Formal gardens are planted in stripes and blocks, everything measured so that the spaces are even. It is all about control and maintenance. That is the style. Informal or naturalistic gardens are at the other end of the scale. There is nothing so contrived or tightly managed as a row or an edging stripe. This style is more about emulating Nature, recreating but improving on what occurs naturally. Most of us choose to garden somewhere in the middle between those two ends of the spectrum. As such, we are in good company. That mix is the hallmark of some great gardeners like Vita Sackville West and Gertrude Jekyll.

I just can’t imagine that Vita or Gertrude would have forseen the translation into edgings of mondo grass or bedding begonias. They didn’t ever straitjacket every garden bed and every garden border in behind tidy edges of border plants. Woodland and cottage gardens were spared. Herbaceous borders were allowed to festoon outwards over the wide mowing strips, softening the hard lines. One of the lovely distinctive styles of many English gardens is their use of wide gravel paths (usually a honey coloured gravel rather than sombre grey) with voluptuous plantings allowed to overflow to the path and often gently seeding down.

I admit that I gave myself a shock when I headed out to photograph the Tiger’s Jaw (Faucaria tigrinia) plants which were opening their faces to the sun. It wasn’t until I lined up the photo that I realised I had planted them in a row at the front of that particular garden border. There was a good reason. They are very low growing and will rot out if larger plants flop over them. But a row! I shocked myself. It may just be the only edging row you will find our garden outside of the vegetable patch (excluding proper hedges) but we are in a minority among New Zealand gardens. Pretty much every one I go into these days is defined by the use of edging plants.

Consider grouping the plants, darlings, rather than planting them in single file. You may even like the different effect.

First published in the Waikato Times and reprinted here with their permission.

Garden lore

“A honeybee would have to fly around 100,000 kilometres and visit over a million flowers to find the nectar to make two kilos of honey. As it happens, they can only manage about 800 kilometres before they exhaust themselves and die.”

Niall Edworthy, The Curious Gardener’s Almanac (2006).

Green crops
It is your very last call for sowing green crops if they are to be of any value this winter. Green crops are a time honoured method of conditioning soils. They are a particularly useful tool on heavy soils. These can compact badly when left bare through a sodden winter and then turn to concrete when they dry out again. The roots penetrate the soil and keep it open, making it easier to work when it is time to dig again.
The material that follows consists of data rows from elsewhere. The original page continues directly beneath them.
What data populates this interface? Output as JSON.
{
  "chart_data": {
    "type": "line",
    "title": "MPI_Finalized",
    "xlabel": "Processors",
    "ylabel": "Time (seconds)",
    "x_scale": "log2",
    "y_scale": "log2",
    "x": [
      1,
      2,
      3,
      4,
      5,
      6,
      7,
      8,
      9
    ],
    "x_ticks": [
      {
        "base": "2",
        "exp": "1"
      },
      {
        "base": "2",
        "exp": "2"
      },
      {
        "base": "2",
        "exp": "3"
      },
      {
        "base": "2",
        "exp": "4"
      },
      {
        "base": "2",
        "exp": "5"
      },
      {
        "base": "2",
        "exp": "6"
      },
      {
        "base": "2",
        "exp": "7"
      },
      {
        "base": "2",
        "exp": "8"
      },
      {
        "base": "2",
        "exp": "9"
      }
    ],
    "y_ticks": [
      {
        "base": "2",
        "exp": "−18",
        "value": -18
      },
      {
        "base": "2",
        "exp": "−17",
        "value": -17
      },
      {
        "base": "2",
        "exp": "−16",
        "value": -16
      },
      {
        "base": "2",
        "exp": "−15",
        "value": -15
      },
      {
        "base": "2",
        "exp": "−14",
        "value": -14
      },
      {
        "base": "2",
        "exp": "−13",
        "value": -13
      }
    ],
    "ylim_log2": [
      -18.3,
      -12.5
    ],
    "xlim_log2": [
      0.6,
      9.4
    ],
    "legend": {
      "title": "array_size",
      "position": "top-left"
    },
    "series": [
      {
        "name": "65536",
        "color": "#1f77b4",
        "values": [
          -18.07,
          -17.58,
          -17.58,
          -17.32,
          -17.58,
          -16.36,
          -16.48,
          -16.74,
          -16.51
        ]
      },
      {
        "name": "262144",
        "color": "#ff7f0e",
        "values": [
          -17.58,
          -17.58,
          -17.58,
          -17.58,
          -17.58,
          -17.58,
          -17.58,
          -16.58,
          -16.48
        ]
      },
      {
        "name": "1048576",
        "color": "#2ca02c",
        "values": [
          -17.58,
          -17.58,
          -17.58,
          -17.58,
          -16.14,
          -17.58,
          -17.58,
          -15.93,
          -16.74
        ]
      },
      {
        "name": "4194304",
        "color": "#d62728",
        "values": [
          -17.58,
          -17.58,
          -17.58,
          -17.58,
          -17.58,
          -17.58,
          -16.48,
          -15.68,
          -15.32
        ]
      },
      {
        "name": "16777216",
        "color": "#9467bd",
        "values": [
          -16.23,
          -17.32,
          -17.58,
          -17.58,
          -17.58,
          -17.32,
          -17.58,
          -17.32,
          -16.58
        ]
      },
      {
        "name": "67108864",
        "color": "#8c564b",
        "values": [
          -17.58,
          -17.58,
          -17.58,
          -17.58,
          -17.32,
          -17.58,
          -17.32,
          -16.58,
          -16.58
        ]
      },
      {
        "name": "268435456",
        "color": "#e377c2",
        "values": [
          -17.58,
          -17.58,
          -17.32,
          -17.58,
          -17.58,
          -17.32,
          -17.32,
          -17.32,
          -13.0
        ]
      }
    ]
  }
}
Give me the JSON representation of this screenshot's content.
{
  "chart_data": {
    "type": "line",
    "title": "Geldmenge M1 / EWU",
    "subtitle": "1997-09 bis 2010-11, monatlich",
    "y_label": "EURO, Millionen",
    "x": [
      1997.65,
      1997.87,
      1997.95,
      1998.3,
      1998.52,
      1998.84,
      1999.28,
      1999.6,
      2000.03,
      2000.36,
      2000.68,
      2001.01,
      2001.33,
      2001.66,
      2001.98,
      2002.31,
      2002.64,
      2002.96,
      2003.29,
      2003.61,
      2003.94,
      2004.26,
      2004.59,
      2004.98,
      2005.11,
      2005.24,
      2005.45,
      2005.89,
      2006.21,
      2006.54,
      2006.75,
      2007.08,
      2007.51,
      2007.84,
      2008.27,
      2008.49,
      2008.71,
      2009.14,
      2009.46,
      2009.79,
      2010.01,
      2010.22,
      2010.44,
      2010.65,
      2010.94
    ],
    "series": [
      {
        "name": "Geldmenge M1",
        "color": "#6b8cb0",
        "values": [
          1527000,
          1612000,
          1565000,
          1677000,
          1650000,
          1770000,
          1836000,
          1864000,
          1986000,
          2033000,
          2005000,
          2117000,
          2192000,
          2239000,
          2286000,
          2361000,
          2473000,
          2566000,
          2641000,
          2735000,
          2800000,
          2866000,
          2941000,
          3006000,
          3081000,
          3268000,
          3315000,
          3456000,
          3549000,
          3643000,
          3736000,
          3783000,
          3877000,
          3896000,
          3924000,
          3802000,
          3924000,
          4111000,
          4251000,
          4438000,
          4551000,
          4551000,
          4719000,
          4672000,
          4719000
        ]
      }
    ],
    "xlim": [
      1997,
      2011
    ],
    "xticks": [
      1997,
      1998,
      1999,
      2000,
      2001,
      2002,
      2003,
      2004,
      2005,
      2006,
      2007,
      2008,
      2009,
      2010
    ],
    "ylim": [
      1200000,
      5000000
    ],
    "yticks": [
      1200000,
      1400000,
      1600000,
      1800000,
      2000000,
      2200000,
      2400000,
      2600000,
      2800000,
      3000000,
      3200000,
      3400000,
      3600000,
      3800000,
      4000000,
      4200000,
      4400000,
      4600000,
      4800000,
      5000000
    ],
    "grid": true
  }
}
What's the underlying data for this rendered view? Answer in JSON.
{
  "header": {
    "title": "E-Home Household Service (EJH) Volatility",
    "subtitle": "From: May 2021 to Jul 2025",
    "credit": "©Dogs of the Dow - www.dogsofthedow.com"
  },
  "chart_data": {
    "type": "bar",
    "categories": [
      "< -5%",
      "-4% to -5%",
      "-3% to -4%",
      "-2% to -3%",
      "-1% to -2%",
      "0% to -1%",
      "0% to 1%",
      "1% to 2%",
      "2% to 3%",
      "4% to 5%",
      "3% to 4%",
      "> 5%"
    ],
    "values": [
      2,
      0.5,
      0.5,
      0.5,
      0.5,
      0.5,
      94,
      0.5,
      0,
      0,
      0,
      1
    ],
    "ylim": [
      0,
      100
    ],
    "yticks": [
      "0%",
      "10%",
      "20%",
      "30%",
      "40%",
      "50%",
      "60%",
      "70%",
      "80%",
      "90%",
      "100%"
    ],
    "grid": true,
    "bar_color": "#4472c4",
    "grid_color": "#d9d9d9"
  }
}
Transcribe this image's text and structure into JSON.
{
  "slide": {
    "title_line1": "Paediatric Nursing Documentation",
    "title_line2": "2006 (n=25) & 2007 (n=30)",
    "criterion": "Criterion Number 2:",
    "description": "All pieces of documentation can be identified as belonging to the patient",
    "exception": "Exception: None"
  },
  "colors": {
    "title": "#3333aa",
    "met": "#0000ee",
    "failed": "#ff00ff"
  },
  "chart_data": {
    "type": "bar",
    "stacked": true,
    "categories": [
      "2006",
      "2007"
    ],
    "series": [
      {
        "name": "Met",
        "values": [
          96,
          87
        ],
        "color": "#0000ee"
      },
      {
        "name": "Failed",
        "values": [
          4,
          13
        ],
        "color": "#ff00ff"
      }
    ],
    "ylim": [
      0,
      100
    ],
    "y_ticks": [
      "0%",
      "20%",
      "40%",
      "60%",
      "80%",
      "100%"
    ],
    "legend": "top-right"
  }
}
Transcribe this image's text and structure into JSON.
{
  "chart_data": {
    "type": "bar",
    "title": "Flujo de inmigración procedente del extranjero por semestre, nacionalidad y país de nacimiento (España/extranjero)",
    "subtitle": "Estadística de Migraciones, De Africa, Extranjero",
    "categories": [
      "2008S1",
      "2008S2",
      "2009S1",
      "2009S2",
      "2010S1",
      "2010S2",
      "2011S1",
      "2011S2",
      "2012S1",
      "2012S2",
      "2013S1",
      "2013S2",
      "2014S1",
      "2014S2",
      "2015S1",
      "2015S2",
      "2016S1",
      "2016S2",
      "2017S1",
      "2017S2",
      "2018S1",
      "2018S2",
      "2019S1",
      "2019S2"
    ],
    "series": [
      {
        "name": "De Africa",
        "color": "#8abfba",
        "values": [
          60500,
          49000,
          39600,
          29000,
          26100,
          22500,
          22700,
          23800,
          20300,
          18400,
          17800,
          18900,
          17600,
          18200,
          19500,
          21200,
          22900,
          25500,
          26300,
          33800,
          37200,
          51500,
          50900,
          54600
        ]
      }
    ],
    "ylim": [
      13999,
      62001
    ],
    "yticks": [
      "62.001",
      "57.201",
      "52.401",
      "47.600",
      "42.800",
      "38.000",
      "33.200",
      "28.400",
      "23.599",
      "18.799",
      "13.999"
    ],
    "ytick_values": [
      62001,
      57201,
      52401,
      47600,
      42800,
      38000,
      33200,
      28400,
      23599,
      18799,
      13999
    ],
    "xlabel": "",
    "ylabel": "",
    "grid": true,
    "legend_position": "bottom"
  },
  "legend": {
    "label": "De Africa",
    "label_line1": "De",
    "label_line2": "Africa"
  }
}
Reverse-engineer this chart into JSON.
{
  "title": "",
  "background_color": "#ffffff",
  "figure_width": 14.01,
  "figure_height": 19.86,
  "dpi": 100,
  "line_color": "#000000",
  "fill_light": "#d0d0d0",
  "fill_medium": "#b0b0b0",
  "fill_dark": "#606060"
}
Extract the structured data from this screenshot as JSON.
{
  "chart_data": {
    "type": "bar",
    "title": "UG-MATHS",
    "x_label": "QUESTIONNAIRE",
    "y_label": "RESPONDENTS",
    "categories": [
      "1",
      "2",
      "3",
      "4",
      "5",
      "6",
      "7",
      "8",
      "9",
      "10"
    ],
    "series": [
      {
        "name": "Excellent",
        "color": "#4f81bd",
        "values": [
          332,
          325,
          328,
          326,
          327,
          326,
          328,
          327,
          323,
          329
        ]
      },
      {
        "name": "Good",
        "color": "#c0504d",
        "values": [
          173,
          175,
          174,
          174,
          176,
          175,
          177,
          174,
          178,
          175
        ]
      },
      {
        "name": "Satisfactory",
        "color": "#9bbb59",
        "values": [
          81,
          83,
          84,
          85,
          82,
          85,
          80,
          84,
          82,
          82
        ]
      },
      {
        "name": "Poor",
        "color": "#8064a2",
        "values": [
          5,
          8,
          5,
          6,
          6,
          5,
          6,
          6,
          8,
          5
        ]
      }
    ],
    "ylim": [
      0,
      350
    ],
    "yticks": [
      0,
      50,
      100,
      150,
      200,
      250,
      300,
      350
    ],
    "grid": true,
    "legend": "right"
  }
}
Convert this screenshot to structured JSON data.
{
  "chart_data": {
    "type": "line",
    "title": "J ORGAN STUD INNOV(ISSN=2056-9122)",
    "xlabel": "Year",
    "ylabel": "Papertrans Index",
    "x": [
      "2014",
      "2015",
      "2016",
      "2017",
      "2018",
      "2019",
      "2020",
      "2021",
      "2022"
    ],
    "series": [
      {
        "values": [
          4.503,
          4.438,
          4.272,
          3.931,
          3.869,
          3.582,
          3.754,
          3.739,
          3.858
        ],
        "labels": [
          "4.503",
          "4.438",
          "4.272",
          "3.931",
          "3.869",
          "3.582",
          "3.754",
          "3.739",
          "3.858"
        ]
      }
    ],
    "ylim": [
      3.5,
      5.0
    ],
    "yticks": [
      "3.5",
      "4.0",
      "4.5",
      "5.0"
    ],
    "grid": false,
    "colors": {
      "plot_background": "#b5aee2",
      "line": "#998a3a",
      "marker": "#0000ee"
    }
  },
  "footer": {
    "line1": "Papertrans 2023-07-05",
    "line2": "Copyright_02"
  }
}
Green crops also slow the leaching effect of winter rains. They take up nutrients which would otherwise be washed away and release these nutrients in the spring when dug in to the soil. Think of them like a nutrient bank.

Recommended practice is to dig in green crops two to three weeks before you start replanting in spring – which means about the beginning of October. If you are not using all your vegetable garden in winter, green crops also look a great deal tidier than a forest of weeds and seedlings. Logic says that forest of weeds will also act as a green crop but you only get the full benefit if you dig the entire plant in later and you don’t want to be digging weeds with seed heads already formed into your ground.

Lupins and mustard are other winter options. Lupin is good for adding nitrogen. Mustard is reputed to kill undesirable nematodes by a form of natural sterilisation. Oats are the quickest growing option and will germinate the fastest. At this late stage, they are probably the best choice.